表皮細胞に存在するTRPV3とANO1の関与を検討

 損傷した皮膚は、周囲の表皮細胞が増殖して傷口を覆うように移動することで修復される。表皮細胞の増殖と移動には、表皮の大部分を占めるケラチノサイトに強く発現するTRPV3が関わることは知られていたが、細胞機能を制御するメカニズムについては不明であった。

 研究グループはこれまでに、TRPV1やTRPA1などのTRPチャネルの活性化を介して同一細胞に存在するクロライドイオンチャネルのanoctamin1(ANO1)の活性化が促され、疼痛を増幅することを明らかにしている。TRPV3と同じくANO1も表皮細胞に認められることから、今回、①TPRV1などと同様にTRPV3の活性化がANO1の活性化を誘導するのか、②活性化されたANO1は損傷の修復にどのように関わるのか−について検討した。

ANO1によるクロライドイオンの細胞内流入が損傷の修復に重要な役割

 研究グループはまずTRPV3の活性化がANO1の活性化を誘導するか否かを、ヒト表皮細胞を用いて検討した。その結果、TRPV3を活性化するカンフル(樟脳)を表皮細胞に作用させるとクロライドイオンチャネルに由来する電流が流れ、ANO1チャネル阻害薬の添加により電流が弱まることが認められた。これは、TRPV3の活性化がクロライドイオンチャネルであるANO1の活性化を誘導することを示している。
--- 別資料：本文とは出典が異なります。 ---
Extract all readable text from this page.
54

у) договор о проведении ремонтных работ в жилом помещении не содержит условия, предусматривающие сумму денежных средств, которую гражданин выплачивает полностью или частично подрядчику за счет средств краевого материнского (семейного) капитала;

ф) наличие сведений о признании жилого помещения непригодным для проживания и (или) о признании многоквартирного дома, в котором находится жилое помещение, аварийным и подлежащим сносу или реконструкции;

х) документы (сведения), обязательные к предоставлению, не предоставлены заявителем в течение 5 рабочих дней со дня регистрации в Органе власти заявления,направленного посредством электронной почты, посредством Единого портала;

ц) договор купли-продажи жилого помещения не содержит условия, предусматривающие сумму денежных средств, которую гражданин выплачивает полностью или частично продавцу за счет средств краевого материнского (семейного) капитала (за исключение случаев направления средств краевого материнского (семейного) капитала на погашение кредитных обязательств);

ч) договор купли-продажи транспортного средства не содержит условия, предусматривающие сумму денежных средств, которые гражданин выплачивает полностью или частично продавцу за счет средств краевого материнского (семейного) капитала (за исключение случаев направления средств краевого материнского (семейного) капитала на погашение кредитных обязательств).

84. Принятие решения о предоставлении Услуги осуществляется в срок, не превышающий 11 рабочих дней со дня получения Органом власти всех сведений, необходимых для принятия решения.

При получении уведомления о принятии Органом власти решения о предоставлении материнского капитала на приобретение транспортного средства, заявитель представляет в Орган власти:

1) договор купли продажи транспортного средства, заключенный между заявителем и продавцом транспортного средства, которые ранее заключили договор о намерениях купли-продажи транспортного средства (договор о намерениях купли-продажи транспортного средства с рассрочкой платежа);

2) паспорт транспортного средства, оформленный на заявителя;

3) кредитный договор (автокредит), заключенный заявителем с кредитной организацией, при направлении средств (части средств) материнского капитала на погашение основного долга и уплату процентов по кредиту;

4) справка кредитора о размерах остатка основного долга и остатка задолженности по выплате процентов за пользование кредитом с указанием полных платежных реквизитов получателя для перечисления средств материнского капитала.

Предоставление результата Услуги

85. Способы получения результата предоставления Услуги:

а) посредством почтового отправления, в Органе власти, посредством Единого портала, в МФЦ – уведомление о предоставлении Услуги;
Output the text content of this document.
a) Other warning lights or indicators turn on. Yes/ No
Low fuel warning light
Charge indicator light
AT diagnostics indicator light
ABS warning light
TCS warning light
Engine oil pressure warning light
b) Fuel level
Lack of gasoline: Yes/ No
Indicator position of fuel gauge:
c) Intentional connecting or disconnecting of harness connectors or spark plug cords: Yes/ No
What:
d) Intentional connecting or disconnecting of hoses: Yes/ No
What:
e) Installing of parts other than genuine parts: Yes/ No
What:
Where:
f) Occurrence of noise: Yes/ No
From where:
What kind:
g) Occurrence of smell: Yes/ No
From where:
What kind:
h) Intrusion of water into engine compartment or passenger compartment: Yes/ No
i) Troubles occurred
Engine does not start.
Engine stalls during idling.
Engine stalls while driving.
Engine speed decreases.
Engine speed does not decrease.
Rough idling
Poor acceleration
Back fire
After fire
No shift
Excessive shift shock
 次に、表皮細胞の培養シートを用いた人工傷モデルにおける治癒過程を、ANO1阻害薬の有無別に観察した。その結果、ANO1阻害薬のない人工傷モデルでは実験開始12時間後には表皮細胞の増殖と移動によって損傷が埋まり始めるが、ANO1阻害薬の存在下ではほとんど埋まらないことが認められた()。この結果から、ANO1が損傷の修復に関わる表皮細胞の機能を促進すると考えられた。また、12時間後に阻害薬を除去したモデルでは24時間後に傷が埋まり始めていることから、ANO1阻害薬は細胞を破壊する作用を持たないことが示された。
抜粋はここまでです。